Ob die nachbarschaftlichen Beziehungen aber auf Dauer friedlich bleiben, lässt er offen. Das Wahlplakat "Zukunft gestalten", das ihn mit einer Bombe in der Hand zeigt, will er bewusst auf Offenbach bezogen wissen.
Hinter dem Plakat "Rauchzeichen! Für ein nichtraucherfreies Frankfurt" steht ein komplettes drogenpolitisches Programm. Schmitt will Zigaretten auf Schulhöfen verteilen und auch den Zugang zu anderen Drogen erleichtern. Außer Apfelwein. Der soll teurer werden.

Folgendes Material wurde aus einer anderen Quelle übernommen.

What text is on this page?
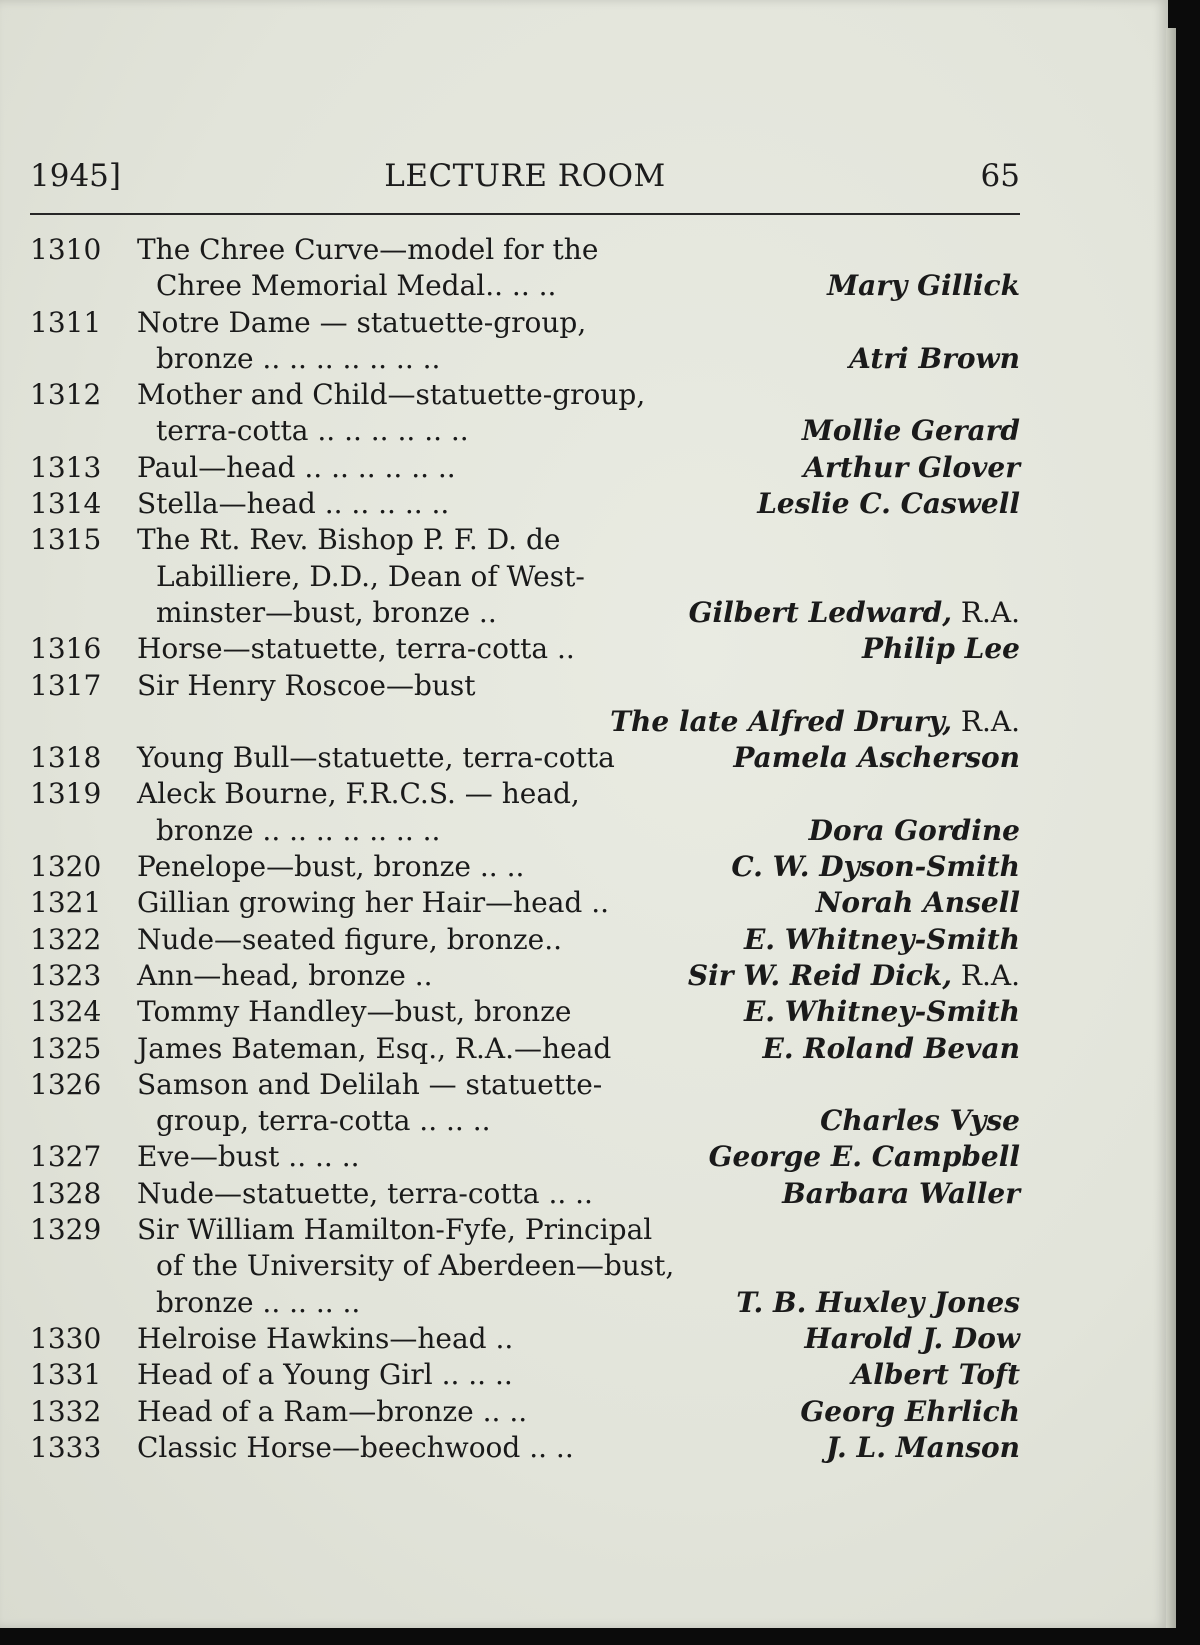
1945]	LECTURE ROOM	65
1310	The Chree Curve—model for the
Chree Memorial Medal.. .. ..	Mary Gillick
1311	Notre Dame — statuette-group,
bronze .. .. .. .. .. .. ..	Atri Brown
1312	Mother and Child—statuette-group,
terra-cotta .. .. .. .. .. ..	Mollie Gerard
1313	Paul—head .. .. .. .. .. ..	Arthur Glover
1314	Stella—head .. .. .. .. ..	Leslie C. Caswell
1315	The Rt. Rev. Bishop P. F. D. de
Labilliere, D.D., Dean of West-
minster—bust, bronze ..	Gilbert Ledward, R.A.
1316	Horse—statuette, terra-cotta ..	Philip Lee
1317	Sir Henry Roscoe—bust
The late Alfred Drury, R.A.
1318	Young Bull—statuette, terra-cotta	Pamela Ascherson
1319	Aleck Bourne, F.R.C.S. — head,
bronze .. .. .. .. .. .. ..	Dora Gordine
1320	Penelope—bust, bronze .. ..	C. W. Dyson-Smith
1321	Gillian growing her Hair—head ..	Norah Ansell
1322	Nude—seated figure, bronze..	E. Whitney-Smith
1323	Ann—head, bronze ..	Sir W. Reid Dick, R.A.
1324	Tommy Handley—bust, bronze	E. Whitney-Smith
1325	James Bateman, Esq., R.A.—head	E. Roland Bevan
1326	Samson and Delilah — statuette-
group, terra-cotta .. .. ..	Charles Vyse
1327	Eve—bust .. .. ..	George E. Campbell
1328	Nude—statuette, terra-cotta .. ..	Barbara Waller
1329	Sir William Hamilton-Fyfe, Principal
of the University of Aberdeen—bust,
bronze .. .. .. ..	T. B. Huxley Jones
1330	Helroise Hawkins—head ..	Harold J. Dow
1331	Head of a Young Girl .. .. ..	Albert Toft
1332	Head of a Ram—bronze .. ..	Georg Ehrlich
1333	Classic Horse—beechwood .. ..	J. L. Manson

Ansonsten aber haben die Wähler von einem Oberbürgermeister Schmitt nichts zu befürchten. "Keine Experimente" lautet einer seiner Wahlkampf-Slogans. "Ich werde mich vor allem durch Untätigkeit hervortun", verspricht er. "Denn wer nichts tut, macht auch keine Fehler." Und eigentlich gibt es nur einen Grund, warum Schmitt OB werden will: "Ich brauch den Job – das ist eine klare emotionale Botschaft."
Kandidat zu buchen
Und so ist es kein Wunder, dass der OB-Kandidat käuflich ist. Am 11. Februar kann man ihn abends für eine halbe Stunde für eine private Party buchen. Schmitt bringt Bier mit, erwartet dann aber auch, dass die Spendenbüchse ordentlich gefüllt wird. Die Zuwendungen von Schmitts "reichen Freunden aus dem Türdrückerbusiness" finanzieren allein offenbar nicht den Wahlkampf.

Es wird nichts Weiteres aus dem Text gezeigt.